Respondents were asked how health and social care data could be used by industry and innovators, how this could be done transparently to maintain trust and confidence, and what would be considered an unacceptable use of data. Several ways in which data could be used to improve health and social care outcomes were suggested. The most prevalent theme was to drive medical innovation and advancements through research, followed by evaluating the long-term impact of health interventions, and shaping policy and planning. The most common objection to the use of health and social care data by industry was a concern the data would be used solely for commercial purposes or financial gain. Specific examples included using data for: market research and targeted advertising; developing and selling products and services; and predictive technologies such as insurance. Some noted that they were not wholly opposed to commercial bodies profiting from the use of population data if there were demonstratable benefits for the public or patients. Several felt it would be unacceptable to grant access to health and social care data for any research that is not in the public interest or does not have the support of NHS or the government, for example activity that promotes harmful health behaviours.
The most common suggestion for how industry and innovators can gain the trust and confidence of the public when using their health and social care data was through being open and transparent about how their data will be used and processed. Many suggested trust could be built by ensuring researchers only have access to aggregated and non-identifiable data. Another prominent suggestion was strict compliance with data protection legislation and ethical codes of conduct. Some felt trust could be built through innovators and industry making greater efforts to communicate the benefits of using the public's health and social care data.

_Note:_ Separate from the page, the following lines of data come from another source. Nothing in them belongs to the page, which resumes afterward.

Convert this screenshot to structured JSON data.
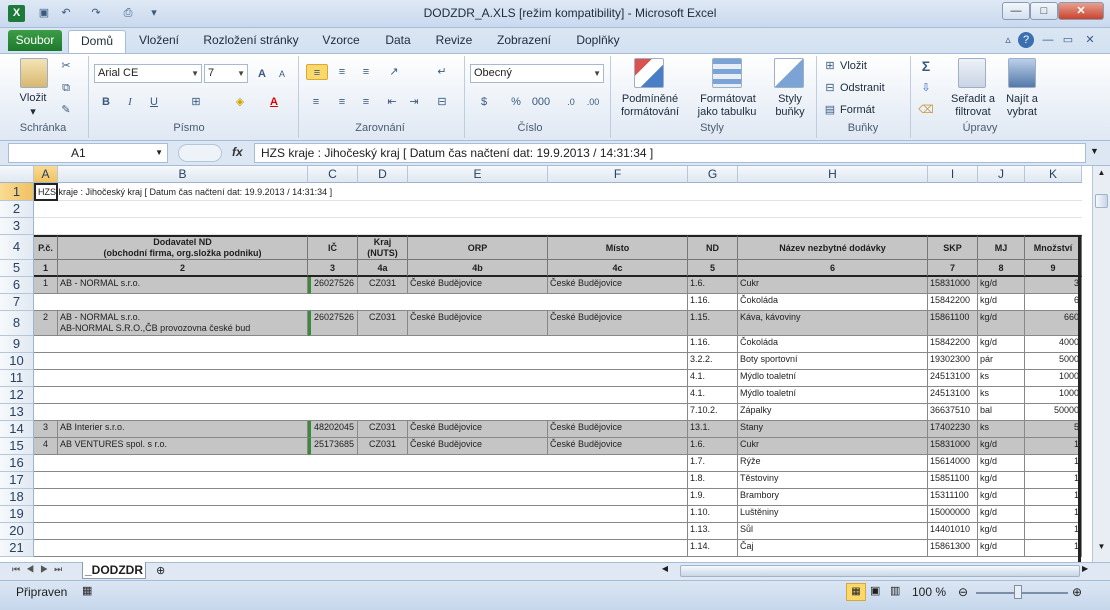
{
  "window": {
    "title": "DODZDR_A.XLS  [režim kompatibility]  -  Microsoft Excel",
    "logo": "X"
  },
  "ribbon_tabs": [
    "Soubor",
    "Domů",
    "Vložení",
    "Rozložení stránky",
    "Vzorce",
    "Data",
    "Revize",
    "Zobrazení",
    "Doplňky"
  ],
  "clipboard": {
    "paste": "Vložit",
    "label": "Schránka"
  },
  "font": {
    "name": "Arial CE",
    "size": "7",
    "bold": "B",
    "italic": "I",
    "underline": "U",
    "label": "Písmo"
  },
  "alignment": {
    "label": "Zarovnání"
  },
  "number": {
    "format": "Obecný",
    "percent": "%",
    "thousands": "000",
    "label": "Číslo"
  },
  "styles": {
    "cond1": "Podmíněné",
    "cond2": "formátování",
    "table1": "Formátovat",
    "table2": "jako tabulku",
    "cell1": "Styly",
    "cell2": "buňky",
    "label": "Styly"
  },
  "cells_group": {
    "insert": "Vložit",
    "delete": "Odstranit",
    "format": "Formát",
    "label": "Buňky"
  },
  "editing": {
    "sum": "Σ",
    "sort1": "Seřadit a",
    "sort2": "filtrovat",
    "find1": "Najít a",
    "find2": "vybrat",
    "label": "Úpravy"
  },
  "formula_bar": {
    "name_box": "A1",
    "fx": "fx",
    "formula": "HZS kraje : Jihočeský kraj [ Datum čas načtení dat: 19.9.2013 / 14:31:34 ]"
  },
  "columns": [
    "A",
    "B",
    "C",
    "D",
    "E",
    "F",
    "G",
    "H",
    "I",
    "J",
    "K"
  ],
  "rows": [
    "1",
    "2",
    "3",
    "4",
    "5",
    "6",
    "7",
    "8",
    "9",
    "10",
    "11",
    "12",
    "13",
    "14",
    "15",
    "16",
    "17",
    "18",
    "19",
    "20",
    "21"
  ],
  "sheet_title": "HZS kraje : Jihočeský kraj [ Datum čas načtení dat: 19.9.2013 / 14:31:34 ]",
  "headers": [
    "P.č.",
    "Dodavatel ND\n(obchodní firma, org.složka podniku)",
    "IČ",
    "Kraj\n(NUTS)",
    "ORP",
    "Místo",
    "ND",
    "Název nezbytné dodávky",
    "SKP",
    "MJ",
    "Množství"
  ],
  "header_nums": [
    "1",
    "2",
    "3",
    "4a",
    "4b",
    "4c",
    "5",
    "6",
    "7",
    "8",
    "9"
  ],
  "data_rows": [
    {
      "a": "1",
      "b": "AB - NORMAL s.r.o.",
      "c": "26027526",
      "d": "CZ031",
      "e": "České Budějovice",
      "f": "České Budějovice",
      "g": "1.6.",
      "h": "Cukr",
      "i": "15831000",
      "j": "kg/d",
      "k": "3"
    },
    {
      "a": "",
      "b": "",
      "c": "",
      "d": "",
      "e": "",
      "f": "",
      "g": "1.16.",
      "h": "Čokoláda",
      "i": "15842200",
      "j": "kg/d",
      "k": "6"
    },
    {
      "a": "2",
      "b": "AB - NORMAL s.r.o.\nAB-NORMAL S.R.O.,ČB provozovna české bud",
      "c": "26027526",
      "d": "CZ031",
      "e": "České Budějovice",
      "f": "České Budějovice",
      "g": "1.15.",
      "h": "Káva, kávoviny",
      "i": "15861100",
      "j": "kg/d",
      "k": "660"
    },
    {
      "a": "",
      "b": "",
      "c": "",
      "d": "",
      "e": "",
      "f": "",
      "g": "1.16.",
      "h": "Čokoláda",
      "i": "15842200",
      "j": "kg/d",
      "k": "4000"
    },
    {
      "a": "",
      "b": "",
      "c": "",
      "d": "",
      "e": "",
      "f": "",
      "g": "3.2.2.",
      "h": "Boty sportovní",
      "i": "19302300",
      "j": "pár",
      "k": "5000"
    },
    {
      "a": "",
      "b": "",
      "c": "",
      "d": "",
      "e": "",
      "f": "",
      "g": "4.1.",
      "h": "Mýdlo toaletní",
      "i": "24513100",
      "j": "ks",
      "k": "1000"
    },
    {
      "a": "",
      "b": "",
      "c": "",
      "d": "",
      "e": "",
      "f": "",
      "g": "4.1.",
      "h": "Mýdlo toaletní",
      "i": "24513100",
      "j": "ks",
      "k": "1000"
    },
    {
      "a": "",
      "b": "",
      "c": "",
      "d": "",
      "e": "",
      "f": "",
      "g": "7.10.2.",
      "h": "Zápalky",
      "i": "36637510",
      "j": "bal",
      "k": "50000"
    },
    {
      "a": "3",
      "b": "AB Interier s.r.o.",
      "c": "48202045",
      "d": "CZ031",
      "e": "České Budějovice",
      "f": "České Budějovice",
      "g": "13.1.",
      "h": "Stany",
      "i": "17402230",
      "j": "ks",
      "k": "5"
    },
    {
      "a": "4",
      "b": "AB VENTURES spol. s r.o.",
      "c": "25173685",
      "d": "CZ031",
      "e": "České Budějovice",
      "f": "České Budějovice",
      "g": "1.6.",
      "h": "Cukr",
      "i": "15831000",
      "j": "kg/d",
      "k": "1"
    },
    {
      "a": "",
      "b": "",
      "c": "",
      "d": "",
      "e": "",
      "f": "",
      "g": "1.7.",
      "h": "Rýže",
      "i": "15614000",
      "j": "kg/d",
      "k": "1"
    },
    {
      "a": "",
      "b": "",
      "c": "",
      "d": "",
      "e": "",
      "f": "",
      "g": "1.8.",
      "h": "Těstoviny",
      "i": "15851100",
      "j": "kg/d",
      "k": "1"
    },
    {
      "a": "",
      "b": "",
      "c": "",
      "d": "",
      "e": "",
      "f": "",
      "g": "1.9.",
      "h": "Brambory",
      "i": "15311100",
      "j": "kg/d",
      "k": "1"
    },
    {
      "a": "",
      "b": "",
      "c": "",
      "d": "",
      "e": "",
      "f": "",
      "g": "1.10.",
      "h": "Luštěniny",
      "i": "15000000",
      "j": "kg/d",
      "k": "1"
    },
    {
      "a": "",
      "b": "",
      "c": "",
      "d": "",
      "e": "",
      "f": "",
      "g": "1.13.",
      "h": "Sůl",
      "i": "14401010",
      "j": "kg/d",
      "k": "1"
    },
    {
      "a": "",
      "b": "",
      "c": "",
      "d": "",
      "e": "",
      "f": "",
      "g": "1.14.",
      "h": "Čaj",
      "i": "15861300",
      "j": "kg/d",
      "k": "1"
    }
  ],
  "sheet_tab": "_DODZDR",
  "status": {
    "ready": "Připraven",
    "zoom": "100 %"
  }
}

A wide range of suggestions were made in response to questions about creating an infrastructure that supports access to data for research and innovation. These included: the value and role of safe havens or trusted research environments; ensuring infrastructure complies with international standards; interoperability; comments on cloud storage and open platforms; and independent auditing of infrastructure. Different views on ease of access to data were evident – some argued that processes should be clear and simple to engage with while others stressed that security should be prioritised. Respondents called on the Scottish Government to: provide clarity on key issues such as responsibilities, governance and security; allocate resources to build the framework or expand existing resources; and establish or allocate responsibility for infrastructure management and governance to a national body. Data needs and gaps faced by industry included the disparate datasets held by different organisations, data linkage, complex procedures to request data access, and concerns around data quality. Small numbers identified gaps in data relating to protected characteristics, equalities, and the social care sector.
Mixed views were expressed when respondents were asked about using Artificial Intelligence (AI) to improve the delivery of health and social care services, though on balance the majority of respondents were in favour. Many expressed a generally positive view, noting benefits such as earlier diagnosis and better treatment, the more efficient use of resources and the ability to derive new insight from large data sets. Several caveated agreement with an assumption that AI would be used in line with all relevant governance, regulation and codes of conduct, and alongside safeguards such as ensuring human oversight and recognising and addressing any bias in the data or setup.
Many individuals and stakeholders with detailed knowledge took part in the consultation, sharing their views on how health and social care data could be gathered, stored and used. Their views will provide a useful evidence base to draw on when shaping Scotland's first Data Strategy for health and social care.